The government and pioneering organisations are seeking to embrace building information modelling (BIM) and formulate all-encompassing strategies to implement these new processes.

The government and pioneering organisations are seeking to embrace building information modelling (BIM) and formulate all-encompassing strategies to implement these new processes. Companies of all shapes and sizes are struggling to translate all of this information into something meaningful. Of course, having an understanding of the wider implications of the UK government’s BIM strategy and the relevant standards is important. But let’s not lose sight of the fact that using the right BIM tool already represents a more efficient method of working than traditional 2D processes.

The vast majority of structural steel subcontractors, detailers and fabricators have been using BIM software for many years, and it is certainly not because they have been told to by their clients. They do so because it is the most efficient way to work. So the question we must ask is why the insitu concrete industry is not utilising equivalent technologies. In the times when the structural steel industry first adopted BIM, the available products were not suitable for concrete construction. But because the technology has evolved and developed since those days it can now offer concrete construction productivity gains similar to those that architects, engineers and structural steel subcontractors already enjoy. Naturally there is a number of different software options on the market but beware; there is no one-size-fits-all BIM solution. The solution that best matches the needs of, for instance, an architect or MEP engineer is probably not ideal for concrete construction.

Simply put, a concrete building information model provides a central source of digital information, which can deliver benefits at every stage of the construction process. All concrete profiles and details, embeds, reinforcing bars, anchor bolts, formwork components and even critical site set-out points can be modelled quickly and precisely in preconstruction, ensuring that everything fits when construction begins.
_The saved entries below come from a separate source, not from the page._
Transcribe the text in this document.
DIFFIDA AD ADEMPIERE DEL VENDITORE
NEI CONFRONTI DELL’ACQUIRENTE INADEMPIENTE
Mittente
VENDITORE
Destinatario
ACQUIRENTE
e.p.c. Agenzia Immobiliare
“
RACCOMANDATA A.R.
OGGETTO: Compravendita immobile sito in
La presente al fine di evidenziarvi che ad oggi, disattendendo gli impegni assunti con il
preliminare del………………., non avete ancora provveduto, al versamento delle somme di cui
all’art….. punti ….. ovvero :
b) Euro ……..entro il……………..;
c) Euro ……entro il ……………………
Modelling concrete is not like old drawing-based processes. With 2D, every project stakeholder must repeatedly interpret 2D information for their own part of the process, for example perform quantity take-offs. Having a central data-rich model means that every output, be it a drawing, report or schedule, is consistent between each discipline and the work involving processing information only needs doing once.

With the proper tool, managing concrete and materials becomes easier too. Concrete pours can be defined in the model along with instant volumes and quantities, ensuring more accurate management of material deliveries with much greater control, which in turn minimises waste and reduces costs.

Detailing reinforcement in 3D offers significant advantages over the 2D process. Not only is it faster, modelling rebar in a 3D environment essentially eliminates clashes, as you can instantly see as you model when the bars will not fit into the respective area. Once the design is signed off, the reinforcement data can be exported directly into the fabrication machinery, eradicating data entry errors associated with manual schedules. With today’s technology the benefits of BIM for concrete projects are obvious and even the simplest outcomes can deliver significant savings.